Aunado a la música, las narco series han reforzado este fenómeno al ofrecer narrativas atractivas donde el capo no solo es protagonista, sino también una figura compleja, con matices humanos. Estas producciones presentan una vida de excesos, poder y respeto, aunque también llena de riesgos. Lo preocupante es que muchas veces se omite o minimiza el daño que estas personas causan a la sociedad. Más aún, estas historias suelen mostrar los vínculos de complicidad entre los criminales y autoridades gubernamentales, lo que refuerza la idea de que “todo se vale” si el sistema ya está corrompido.

Ante este panorama, la respuesta de nuestros representantes populares ha sido, una vez más, enfocarse en la prohibición. Tras el concierto en Guadalajara, se propuso vetar los espectáculos públicos en los que se interpreten canciones que hagan apología del crimen organizado. Además, se planteó sancionar con penas de uno a cuatro años de prisión y multas económicas considerables.

Sin embargo, estas medidas no representan ninguna novedad en la forma de actuar de nuestra clase política, que insiste en creer que con cárcel o multas se pueden resolver problemas profundamente arraigados. Esta lógica resulta aún más cuestionable en un país donde los niveles de impunidad son alarmantes y donde las leyes, por sí solas, rara vez se traducen en acciones efectivas.

Esta no es la primera vez que se intenta regular este tipo de expresiones: las estaciones de radio tienen prohibido reproducir narcocorridos, y el Código Penal Federal en su artículo 208 señala que quien incite públicamente a cometer un delito o haga apología de este puede recibir una sanción de 10 a 180 jornadas de trabajo comunitario.

Estas medidas parecen insuficientes y, en algunos casos, contraproducentes. Prohibir puede empujar el fenómeno hacia espacios clandestinos, donde se pierden aún más los controles y se pone en riesgo a los asistentes. Además, el consumo de estos contenidos no se limita a conciertos; también se da en plataformas digitales, redes sociales y medios de streaming.

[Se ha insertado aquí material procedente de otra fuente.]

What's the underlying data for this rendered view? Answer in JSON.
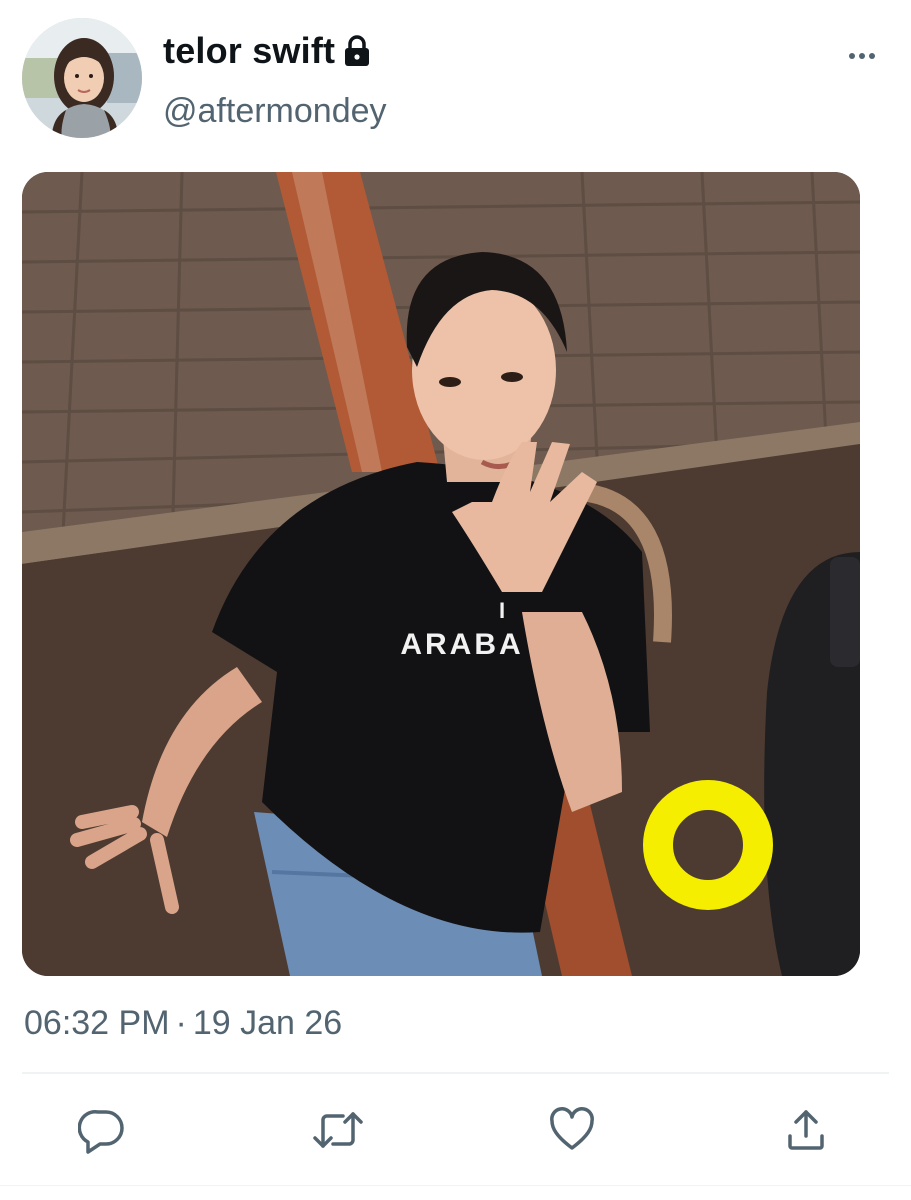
{
  "user": {
    "display_name": "telor swift",
    "handle": "@aftermondey",
    "protected_icon": "lock-icon",
    "avatar": "profile-photo"
  },
  "header": {
    "more_icon": "more-horizontal-icon"
  },
  "media": {
    "shirt_text": "ARABA",
    "shirt_text_top": "I"
  },
  "meta": {
    "time": "06:32 PM",
    "separator": "·",
    "date": "19 Jan 26"
  },
  "actions": [
    {
      "name": "reply",
      "icon": "reply-icon"
    },
    {
      "name": "retweet",
      "icon": "retweet-icon"
    },
    {
      "name": "like",
      "icon": "heart-icon"
    },
    {
      "name": "share",
      "icon": "share-icon"
    }
  ],
  "colors": {
    "text_primary": "#0f1419",
    "text_secondary": "#536471",
    "icon": "#536471",
    "divider": "#eff3f4",
    "ring_highlight": "#f5ee00"
  }
}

En lugar de enfocarse únicamente en la censura, es necesario implementar estrategias más inteligentes que busquen desincentivar el consumo de estos contenidos y generar conciencia sobre su impacto. Una posible solución es clasificar a los grupos o conciertos que promueven la violencia, similar a las etiquetas de advertencia en productos con alto contenido calórico. Esto permitiría al público saber de antemano qué tipo de contenido están consumiendo.

Otra propuesta consiste en aplicar un impuesto adicional a conciertos, descargas digitales o series que hagan apología del crimen organizado. Aunque esta medida podría resultar polémica, serviría para financiar campañas de prevención y programas culturales alternativos, además de hacer visible el costo social de consumir estos productos.

El fenómeno de la narcocultura no se resuelve con prohibiciones parciales ni con sanciones simbólicas. Se trata de una batalla cultural que ya se ha perdido en muchos frentes, y que requiere una respuesta integral desde el Estado, los medios, la industria cultural y, sobre todo, desde la educación. Prohibir puede generar resistencia y clandestinidad; informar, clasificar y educar, en cambio, puede abrir un camino hacia la concientización.